In the coming weeks and months, the best political spectator sport around might not be Democrats versus Republicans or conservatives versus liberals, but Democrats of all stripes turning on one another.
Other than demagoguery, what Democrats are most accomplished at is fratricide (think back to the ’60s and ’70s). In the wake of Scott Brown’s hosing of Martha Coakley, the Democrats are about to have a good old-fashioned civil war. Pity for them; bully for America.
The Democrats are dividing roughly along these lines: left ideologues against pols, the latter being those congressional Democrats who like their jobs and don’t intend to wrap themselves in the European Union flag and jump off a craggy cliff into the Potomac.
It’s Pelosi and Frank and their ilk versus Heath Shuler and his ilk. But given Tuesday night’s win for Scott Brown in deep blue Massachusetts, it may be more than self-styled Democratic moderates who choose to defect. A few liberals may join in, too.
President Obama is showing every sign of being a cliff-jumper. Word out of the White House is that he plans to go on a populist offensive. In other words, he aims to demagogue anyone and anything in an attempt to divert voters’ attention from his utterly woeful, ideologically blind performance to date.

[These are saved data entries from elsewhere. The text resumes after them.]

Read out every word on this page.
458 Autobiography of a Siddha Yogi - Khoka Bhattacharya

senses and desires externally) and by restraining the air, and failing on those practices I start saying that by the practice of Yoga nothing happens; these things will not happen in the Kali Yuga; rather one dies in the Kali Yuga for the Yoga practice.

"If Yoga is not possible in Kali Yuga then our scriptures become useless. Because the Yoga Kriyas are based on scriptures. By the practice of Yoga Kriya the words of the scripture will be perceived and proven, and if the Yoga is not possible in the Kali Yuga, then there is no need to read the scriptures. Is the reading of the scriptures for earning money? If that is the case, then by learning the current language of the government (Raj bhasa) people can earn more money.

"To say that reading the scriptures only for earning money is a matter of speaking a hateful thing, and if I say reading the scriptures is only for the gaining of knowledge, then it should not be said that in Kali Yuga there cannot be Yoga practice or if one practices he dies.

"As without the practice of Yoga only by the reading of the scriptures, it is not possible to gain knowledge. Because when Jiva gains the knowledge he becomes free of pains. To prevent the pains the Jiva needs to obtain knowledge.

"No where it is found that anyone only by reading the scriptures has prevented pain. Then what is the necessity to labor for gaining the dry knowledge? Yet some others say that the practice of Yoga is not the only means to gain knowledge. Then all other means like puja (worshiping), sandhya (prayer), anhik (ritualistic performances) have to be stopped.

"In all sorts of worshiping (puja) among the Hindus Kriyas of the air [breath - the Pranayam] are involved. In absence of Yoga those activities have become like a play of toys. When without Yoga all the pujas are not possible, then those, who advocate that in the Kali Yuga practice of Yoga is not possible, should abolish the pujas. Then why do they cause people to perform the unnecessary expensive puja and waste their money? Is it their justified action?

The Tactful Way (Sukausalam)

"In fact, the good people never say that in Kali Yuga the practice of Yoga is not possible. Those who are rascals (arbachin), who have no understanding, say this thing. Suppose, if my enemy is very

And did I mention that under the cover of a hate, resentment, and envy campaign, Mr. Obama and his chief congressional lieutenants, the envenomed Nancy Pelosi and the passive-aggressive Harry Reid, will still scheme to foist statism on America?
While the President’s bravado may warm the hearts of Huffington Post and Daily Kos denizens, and while he may win plaudits from the Davids (Broder, Gergen, and Brooks) and the New York Times (among other liberal mouthpieces) for his supposed shrewdness, plenty of work-a-day congressional Democrats aren’t going to enlist in a lemmings’ march into the sea.
Self-preservation is a powerful instinct. The Coakley upending is the fork in the road for Democrats who are more enamored of themselves than stinky left-wing orthodoxy. The marker at the road’s fork points right, toward the middle ground. It’s where these Democrats know they must go if they are to stand a prayer of retaining their seats in November.
With every passing day, expect a few, and then lots of sobered Democrats to take the road right, regardless of the sharp disapproval of Pelosi and Reid or the threats of the White House Capone crew.
Congressional members peeling away from their party’s failing president is nothing new in Washington annals. LBJ and Richard Nixon could have given you earfuls.
But left-wing activists and fundraisers and money-givers aren’t going to take defections lightly. While keeping guns trained on Mr. Obama to ensure his fealty, expect left-wingers to turn other guns on congressional Democrats cheeky enough to scuttle ideology in favor of survival.
Nowadays, the left isn’t so much a movement as it is a death pact. If you’ve taken its money or accepted its campaign ground troops or benefited from its uncoordinated expenditures — and most Democrats have — then you’re on the hook. It’s like the mafia: Once you’re made, you can’t be unmade. Woe to the good fella or gal who wishes to part company. …
If the Democrats’ civil war plays out as expected, the result will be legislative torpor, magnificent wheels-squealing, and grinding-to-a-halt gridlock for 2010. Much to the relief of taxpayers and Main Street Americans, the 111th Congress will do no more damage…because it can’t.